Conceito-chave para a psicologia social, “atitude” vem do latim aptitudinem e representa a organização de experiências e comportamentos diante de uma situação específica; a junção entre opinião e conduta. A atitude distingue os indivíduos entre os que se limitam, simplesmente, a alardear sua visão de mundo e aqueles que canalizam sua energia para agir conforme sua visão de mundo. A concretude de sua ação gera credibilidade a seu discurso.

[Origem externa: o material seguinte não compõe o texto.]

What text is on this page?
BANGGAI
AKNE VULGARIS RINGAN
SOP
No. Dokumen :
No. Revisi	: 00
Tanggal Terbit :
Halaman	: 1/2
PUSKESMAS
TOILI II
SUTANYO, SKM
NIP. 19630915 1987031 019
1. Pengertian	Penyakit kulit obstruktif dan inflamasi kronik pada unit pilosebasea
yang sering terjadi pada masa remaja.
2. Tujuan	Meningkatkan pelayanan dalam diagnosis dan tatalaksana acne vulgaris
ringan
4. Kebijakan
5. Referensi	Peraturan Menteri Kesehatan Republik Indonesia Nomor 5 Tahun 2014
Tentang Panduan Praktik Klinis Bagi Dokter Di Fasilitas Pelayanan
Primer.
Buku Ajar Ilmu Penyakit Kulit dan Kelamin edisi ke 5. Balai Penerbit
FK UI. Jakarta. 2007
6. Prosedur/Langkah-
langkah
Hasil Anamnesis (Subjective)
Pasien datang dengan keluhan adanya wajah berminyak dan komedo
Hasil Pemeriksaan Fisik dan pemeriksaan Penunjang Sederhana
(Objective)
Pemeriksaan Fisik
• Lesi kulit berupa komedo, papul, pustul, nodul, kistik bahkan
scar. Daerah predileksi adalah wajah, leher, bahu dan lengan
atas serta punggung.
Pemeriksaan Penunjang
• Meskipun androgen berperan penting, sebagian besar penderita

Da mesma forma, a atitude de marca tem a função básica de outorgar credibilidade aos processos de comunicação das empresas, na medida em que estabelece o fazer por premissa e a condição de se falar apenas sobre o que se faz. A diferenciação está no objeto da comunicação. Enquanto algumas marcas alegam o que são, ou pretendem ser; outras concretizam o que são, ou pretendem ser, a partir de ações que expressam sua essência. Na prática, enquanto uma marca se diz alinhada ao estilo de vida de seu público, outra participa dele diretamente; enquanto uma marca diz ser socialmente responsável, outra age e posiciona sua ação social no campo de percepção de seu público.

A atitude de marca é, simultaneamente, meio e mensagem. Atraído por uma atividade ou tema de seu interesse, o público entra em contato direto com a marca que, por sua vez, absorve os símbolos da própria atividade ou tema ao qual se associa. A atitude propicia a experiência da marca e gera afinidade por afetividade.

De alguma forma, os Médicis já sabiam disto.

 

Yacoff Sarkovas
Publicado na revista “Consumidor Moderno, em abril de 2008.